The PSCA is supposed to be performed only if there is doubt that a concussion has occurred. I suspect nearly every time a medic runs on the field there is an element of doubt whether a player is concussed. A medic will want to be 100% certain that they are not unnecessarily removing a perfectly healthy player from the field, as that would not sit well with the player or the coach. This doubt in the mind of the medic creates an opportunity for a player to undergo the PSCA, pass it and return to the field within minutes of being concussed.

There is little doubt that the PSCA is being overused in professional rugby. The gold standard in concussion management should be if a player is suspected of being concussed he should be removed from the field immediately and observed for 24 hours for any symptoms. If there is doubt, 'sit him out'.

There must be a drive to minimise human error in concussion diagnosis, to do this we need to utilise any tool available that will minimise the pressure on pitch side medical staff who have an incredibly difficult job.

Having an independent medical expert using television footage to catch and immediately flag any possible concussions would result in many more concussions being identified. If it is clear on video that a player has been concussed then they should immediately be removed from the field of play with no need for PSCA, reducing the pressure on pitch side medics.

Rugby's Responsibility

Rugby must also consider at what point a player is deemed to have been on the receiving end of too many concussions. This is not an easy question to answer. The symptoms of chronic traumatic encephalopathy (CTE) can take decades to develop, just because a player with history of repeated concussions seems fine now, it doesn't mean we shouldn't be doing more to protect him.

It is important that medical staff are aware of the concussion history of each player. I played for four different teams in my 10-year career, I would be shocked if any of the medical staff were aware of the number of times I had been knocked out in my career.

"A bruised leg will struggle to heal in six days, so can a bruised brain recover in that time?"

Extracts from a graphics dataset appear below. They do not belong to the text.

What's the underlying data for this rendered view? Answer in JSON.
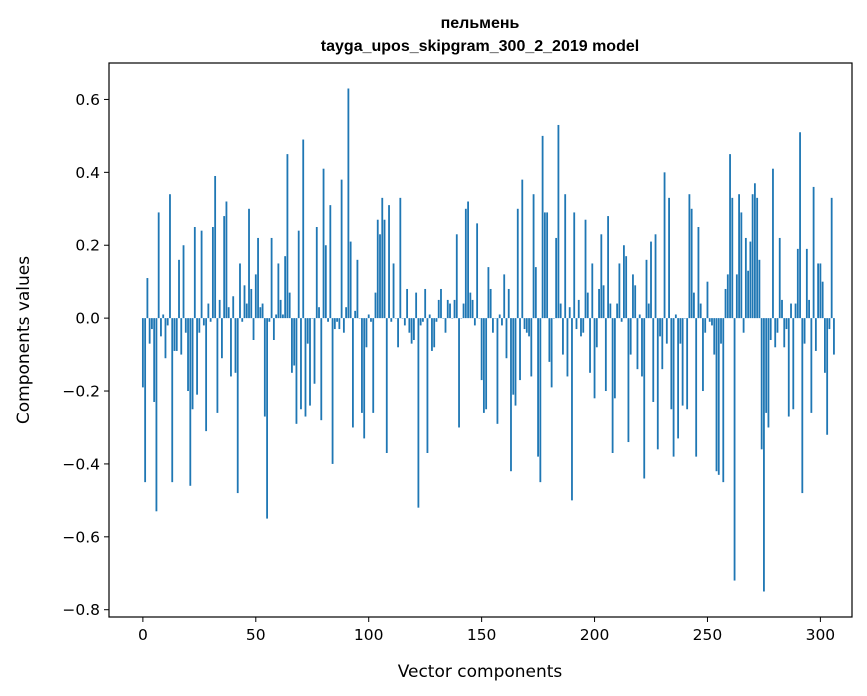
{
  "chart_data": {
    "type": "bar",
    "title": "пельмень",
    "subtitle": "tayga_upos_skipgram_300_2_2019 model",
    "xlabel": "Vector components",
    "ylabel": "Components values",
    "xlim": [
      -15,
      314
    ],
    "ylim": [
      -0.82,
      0.7
    ],
    "x_ticks": [
      0,
      50,
      100,
      150,
      200,
      250,
      300
    ],
    "y_ticks": [
      -0.8,
      -0.6,
      -0.4,
      -0.2,
      0.0,
      0.2,
      0.4,
      0.6
    ],
    "x_tick_labels": [
      "0",
      "50",
      "100",
      "150",
      "200",
      "250",
      "300"
    ],
    "y_tick_labels": [
      "−0.8",
      "−0.6",
      "−0.4",
      "−0.2",
      "0.0",
      "0.2",
      "0.4",
      "0.6"
    ],
    "bar_color": "#1f77b4",
    "grid": false,
    "values": [
      -0.19,
      -0.45,
      0.11,
      -0.07,
      -0.03,
      -0.23,
      -0.53,
      0.29,
      -0.05,
      0.01,
      -0.11,
      -0.02,
      0.34,
      -0.45,
      -0.09,
      -0.09,
      0.16,
      -0.1,
      0.2,
      -0.04,
      -0.2,
      -0.46,
      -0.25,
      0.25,
      -0.21,
      -0.04,
      0.24,
      -0.02,
      -0.31,
      0.04,
      -0.01,
      0.25,
      0.39,
      -0.26,
      0.05,
      -0.11,
      0.28,
      0.32,
      0.03,
      -0.16,
      0.06,
      -0.15,
      -0.48,
      0.15,
      -0.01,
      0.09,
      0.04,
      0.3,
      0.08,
      -0.06,
      0.12,
      0.22,
      0.03,
      0.04,
      -0.27,
      -0.55,
      -0.01,
      0.22,
      -0.06,
      0.01,
      0.15,
      0.05,
      0.01,
      0.17,
      0.45,
      0.07,
      -0.15,
      -0.13,
      -0.29,
      0.24,
      -0.25,
      0.49,
      -0.27,
      -0.07,
      -0.24,
      0.0,
      -0.18,
      0.25,
      0.03,
      -0.28,
      0.41,
      0.2,
      -0.01,
      0.31,
      -0.4,
      -0.03,
      -0.01,
      -0.03,
      0.38,
      -0.04,
      0.03,
      0.63,
      0.21,
      -0.3,
      0.02,
      0.16,
      0.0,
      -0.26,
      -0.33,
      -0.08,
      0.01,
      -0.01,
      -0.26,
      0.07,
      0.27,
      0.23,
      0.33,
      0.27,
      -0.37,
      0.31,
      -0.01,
      0.15,
      0.0,
      -0.08,
      0.33,
      0.0,
      -0.02,
      0.08,
      -0.04,
      -0.07,
      -0.06,
      0.07,
      -0.52,
      -0.02,
      -0.01,
      0.08,
      -0.37,
      0.01,
      -0.09,
      -0.08,
      -0.01,
      0.05,
      0.08,
      0.0,
      -0.04,
      0.05,
      0.04,
      0.0,
      0.05,
      0.23,
      -0.3,
      0.0,
      0.04,
      0.3,
      0.32,
      0.07,
      0.05,
      -0.02,
      0.26,
      0.0,
      -0.17,
      -0.26,
      -0.25,
      0.14,
      0.08,
      -0.04,
      0.0,
      -0.29,
      0.01,
      -0.02,
      0.12,
      -0.11,
      0.08,
      -0.42,
      -0.21,
      -0.24,
      0.3,
      -0.17,
      0.38,
      -0.03,
      -0.04,
      -0.05,
      -0.16,
      0.34,
      0.14,
      -0.38,
      -0.45,
      0.5,
      0.29,
      0.29,
      -0.12,
      -0.19,
      0.0,
      0.22,
      0.53,
      0.04,
      -0.1,
      0.34,
      -0.16,
      0.03,
      -0.5,
      0.29,
      -0.03,
      0.05,
      -0.05,
      -0.04,
      0.27,
      0.07,
      -0.15,
      0.15,
      -0.22,
      -0.08,
      0.08,
      0.23,
      0.09,
      -0.2,
      0.28,
      0.04,
      -0.37,
      -0.22,
      0.04,
      0.15,
      -0.01,
      0.2,
      0.17,
      -0.34,
      -0.1,
      0.12,
      0.09,
      -0.14,
      0.01,
      -0.16,
      -0.44,
      0.16,
      0.04,
      0.21,
      -0.23,
      0.23,
      -0.36,
      -0.05,
      -0.14,
      0.4,
      -0.07,
      0.33,
      -0.25,
      -0.38,
      0.01,
      -0.33,
      -0.07,
      -0.24,
      0.0,
      -0.25,
      0.34,
      0.3,
      0.07,
      -0.38,
      0.25,
      0.04,
      -0.2,
      -0.04,
      0.1,
      -0.01,
      -0.02,
      -0.1,
      -0.42,
      -0.43,
      -0.07,
      -0.45,
      0.08,
      0.12,
      0.45,
      0.33,
      -0.72,
      0.12,
      0.34,
      0.29,
      -0.04,
      0.22,
      0.13,
      0.21,
      0.34,
      0.37,
      0.33,
      0.16,
      -0.36,
      -0.75,
      -0.26,
      -0.3,
      -0.06,
      0.41,
      -0.08,
      -0.04,
      0.22,
      0.05,
      -0.08,
      -0.03,
      -0.27,
      0.04,
      -0.25,
      0.04,
      0.19,
      0.51,
      -0.48,
      -0.07,
      0.19,
      0.05,
      -0.26,
      0.36,
      -0.09,
      0.15,
      0.15,
      0.1,
      -0.15,
      -0.32,
      -0.03,
      0.33,
      -0.1
    ]
  }
}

Each individual player should have a concussion record, separate from their medical records making it easier for medical staff to identify the number and severity of concussions each player has had.

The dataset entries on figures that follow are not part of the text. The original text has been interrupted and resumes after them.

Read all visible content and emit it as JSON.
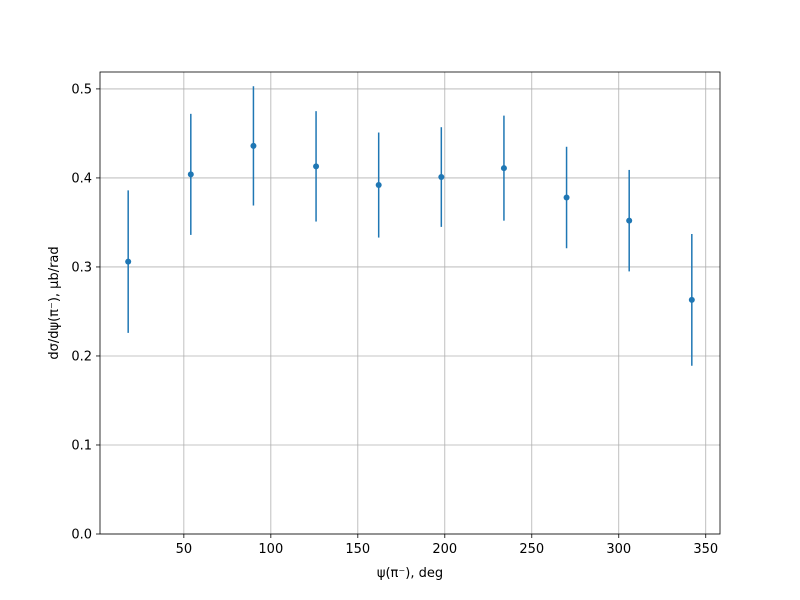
{
  "chart_data": {
    "type": "errorbar",
    "xlabel": "ψ(π⁻), deg",
    "ylabel": "dσ/dψ(π⁻), μb/rad",
    "x": [
      18,
      54,
      90,
      126,
      162,
      198,
      234,
      270,
      306,
      342
    ],
    "values": [
      0.306,
      0.404,
      0.436,
      0.413,
      0.392,
      0.401,
      0.411,
      0.378,
      0.352,
      0.263
    ],
    "errors": [
      0.08,
      0.068,
      0.067,
      0.062,
      0.059,
      0.056,
      0.059,
      0.057,
      0.057,
      0.074
    ],
    "color": "#1f77b4",
    "xlim": [
      1.8,
      358.2
    ],
    "ylim": [
      0,
      0.519
    ],
    "xticks": [
      50,
      100,
      150,
      200,
      250,
      300,
      350
    ],
    "yticks": [
      {
        "value": 0,
        "label": "0.0"
      },
      0.1,
      0.2,
      0.3,
      0.4,
      0.5
    ],
    "grid": true
  }
}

The basic fact is this - rugby is putting too much faith in the reliability of the diagnostic tools used for concussion.

On a few occasions in my career I was declared fit after legitimately passing all the concussion assessments, only to endure a recurrence of my concussion symptoms when exposed to the high impacts of a competitive match.

We know that even the very best concussion assessments are flawed and therefore it is incredibly hard to justify the minimum six-day exclusion that is currently in place for a concussed player. Until more reliable concussion assessments are implemented, rugby must consider extending the minimum exclusion time to protect those concussed players who are able to pass the assessments.

A challenge also remains in combating the current cavalier attitude towards concussion we are seeing. The best remedy to this problem is education but we should not expect this responsibility to lie with employers, this has to be driven from the very top of the game.

Better concussion awareness is without doubt going increase the number of players being diagnosed, meaning bigger injury lists for teams. In a sport that struggles to generate a profit this is not good news for employers or investors. But we must ensure player welfare is prioritised above all else.